Wieder starten die Interviews um kurz nach 9:00 Uhr. Drei Vertreter*innen aus dem Netzwerk der Zukunft Lausitz sowie drei Gründer*innen berichten von Ihren Erfahrungen in der Vorgründungsphase, auch von den eigenen Zweifeln und den Zweiflern in ihrem persönlichen Umfeld - bis die Entscheidung zur Unternehmensgründung dennoch gefallen ist. In Cottbus erleben wir junge Unternehmer*innen vor der Kamera, die auf beeindruckende Weise genau in den Bereichen gründen, in denen die strukturellen Bedürfnisse extrem hoch sind: Zwei Frauen haben ein Pflegeangebot außerhalb der Stadt, im wirklich ländlichen Raum, geschaffen, das ihren Vorstellungen von der Würde hilfsbedürftiger Menschen entspricht. Über die konsequente Digitalisierung der Dokumentationspflichten schaffen sie Zeit und Raum für die eigentliche Pflege. Ein Gründer- und Wissenschaftsteam hat ein innovatives und nachhaltiges Verfahren zur Betonaushärtung entwickelt und dafür den Lausitzer Existenzgründerwettbewerb gewonnen hat. Eine langjährig angestellte und heute selbständige Personalentwicklerin sorgt dafür, dass Unternehmen in der unter Fachkräftemangel leidenden Grenzregion attraktiv für Fachkräfte werden und bleiben. Was besonders beeindruckend ist an den Gründerpersönlichkeiten aus der Lausitz vor der Kamera: Sie sind überzeugt davon, dass ihr Geschäftsmodell genau hier in der Lausitz wirklich sinnvoll ist, nicht nur unternehmerisch, sondern auch für die gesellschaftlichen Herausforderungen.

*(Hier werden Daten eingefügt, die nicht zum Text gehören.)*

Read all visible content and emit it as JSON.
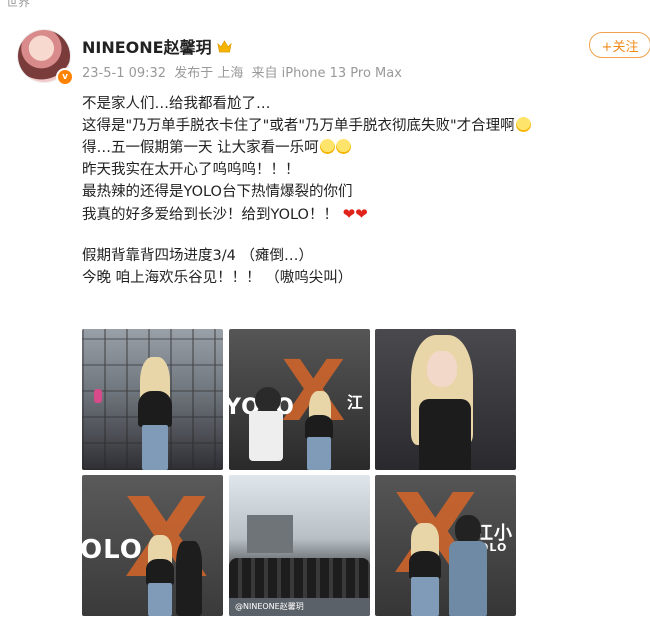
{
  "top_partial_text": "世界",
  "post": {
    "username": "NINEONE赵馨玥",
    "meta": {
      "date": "23-5-1 09:32",
      "location": "发布于 上海",
      "device": "来自 iPhone 13 Pro Max"
    },
    "follow_label": "+关注",
    "lines": [
      "不是家人们…给我都看尬了…",
      "这得是\"乃万单手脱衣卡住了\"或者\"乃万单手脱衣彻底失败\"才合理啊",
      "得…五一假期第一天 让大家看一乐呵",
      "昨天我实在太开心了呜呜呜！！！",
      "最热辣的还得是YOLO台下热情爆裂的你们",
      "我真的好多爱给到长沙！给到YOLO！！",
      "假期背靠背四场进度3/4 （瘫倒…）",
      "今晚 咱上海欢乐谷见！！！ （嗷呜尖叫）"
    ],
    "hearts": "❤❤",
    "photos": [
      {
        "name": "photo-1"
      },
      {
        "name": "photo-2",
        "overlay": "YOLO",
        "side": "江"
      },
      {
        "name": "photo-3"
      },
      {
        "name": "photo-4",
        "overlay": "OLO"
      },
      {
        "name": "photo-5",
        "caption": "@NINEONE赵馨玥"
      },
      {
        "name": "photo-6",
        "overlay": "江小",
        "sub": "OLO"
      }
    ]
  },
  "colors": {
    "accent": "#f08a1a",
    "verified": "#ff8200",
    "meta_text": "#999999"
  }
}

Auch deshalb haben sie es geschafft, alle Unsicherheiten und Zweifel der Anfangszeit über Bord zu werfen.
Gründerspots
Nach den Interviews besichtigen wir mit Marcel Linge und Franziska Kretzschmar das Gründerzentrum Zukunft Lausitz. Man sieht es sehr deutlich: Hier entsteht der Gründerspot der Cottbus. Die Vielfalt der Gründerszene in der Lausitz erläutert Franziska Kretzschmar so:
„Die Gründerszene war hier im Grunde genommen schon immer vielfältig. Im Zuge des Strukturwandels gewinnt das Thema jedoch mehr und mehr an Bedeutung. Gründungen betreffen eben nicht nur Unternehmen aus dem typischen Technologie-, Dienstleistungs- oder Handwerksbereich, sondern auch aus der Kultur- und Kreativwirtschaft. All diese verschiedenen Branchen wollen wir in den gemeinsamen Austausch bringen.“
Sehr besonders erscheint mir hier, an der polnischen Grenze, ein Netzwerk, das sich um die ganz praktischen Bedürfnisse von Menschen bemüht, die nach einigen Jahren der beruflichen Tätigkeit in anderen Teilen Deutschlands oder der Welt wieder in die Lausitz zurückkehren möchten. „Station Cottbus, die Rückkehrerinitiative“ wird von rund 30 Unternehmen und Institutionen getragen und mit deren Kontakten und Fähigkeiten befüllt.
In Cottbus und unterwegs
Heute wird meine Bahnfahrt nur gut eine Stunde dauern, und mir ist es egal, wie spät ich in Berlin Treptow-Köpenick ankommen werde. Neugierig auf die Atmosphäre in der Innenstadt von Cottbus, beginne ich eine kleine Erkundungstour, ausgehend vom Staatstheater, ein wirklich beeindruckendes Jugendstilgebäude. Das spätsommerliche Wetter hat viele Menschen nach draußen gezogen, die in entspannter Atmosphäre die Parks um die Stadtmauer herum und den Marktplatz bevölkern. Ich bin froh, diesen Eindruck von Cottbus mitnehmen zu können.